I was in Valencia for the AgEng/CIGR 2012 conference where I saw a presentation about adapting a DSLR to do exactly this. The paper contains the details how to get the best possible Red/NIR colour space for NDVI and shows application of the results. You need to remove the ir cut filter and replace with a ~600nm long pass filter.
Then you do linear combinations of the the 3 colour bands. Their work base the calculations on actual measured spectral response curves, which you might not have the gear for. The result depends on the white balance but I have tried this technique without actually doing all this on a Basler ACA640-90GC camera. I got good result incorporating it into the bayer demosaiqueing, separating the NIR channel into the blue colour and red into the red colour and nullifying the green. The hard part is balancing the intensity balance of the two bands, since the response to NIR in the cmos is about 25%. I also found that the result is very sensitive to the bayer conversion algorithm. I found that Basler's SDK actually use nearest neighbor, which makes very bad NDVI images.
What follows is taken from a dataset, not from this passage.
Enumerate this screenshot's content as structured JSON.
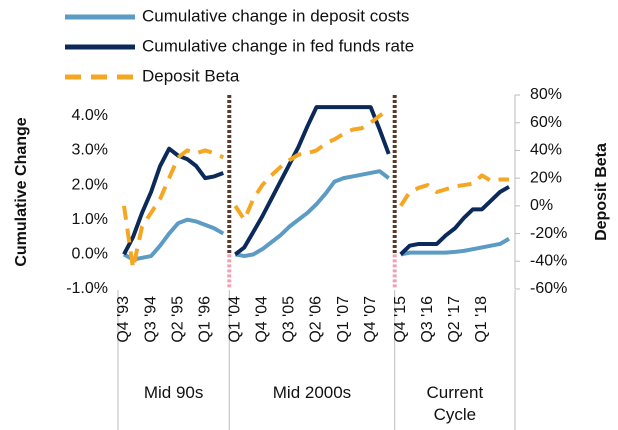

Example image - before and after converting to NDVI index:
And an example when using the Basler bayer conversion:
Five years on this topic remains of research interest, particularly regarding drone carried cameras, so another answer is probably of some value. The AgEng2012 site linked above has been removed but this paper is the best I've come across:
Rabatel, G.; Gorretta, N.; and Sylvain, L. Getting simultaneous red and near-infrared band data from a single digital camera for plant monitoring applications: Theoretical and practical study. Biosystems Engineering 117(1):2–14, January 2014. DOI 10.1016/j.biosystemseng.2013.06.008.
Methodology and findings are similar to what Michael mentions: converted camera, ~600nm red filter, sensitivity to demosaicing, linear band calculations, and improved spatial resolution compared to NDVI specific cameras at the expense of some SnR limitations.
Newport.com, thorlabs.com, or edmundsoptics all sell longpass filters that can be used for you app.
It's been my experience that the NIR bandpass of the green and blue Bayer filters are almost the same ( less than 10 digital numbers difference at up to 90% of the sensors dynamic range). The red channel NIR bandpass is slightly smaller than the blue and green. But it's going to depend on the camera manufacturer.
You might also want to work with raw data images as the built in demosaicing process can create artifacts. NN demoaicing might not look the prettiest but it retains the trues spectral signal of the scene.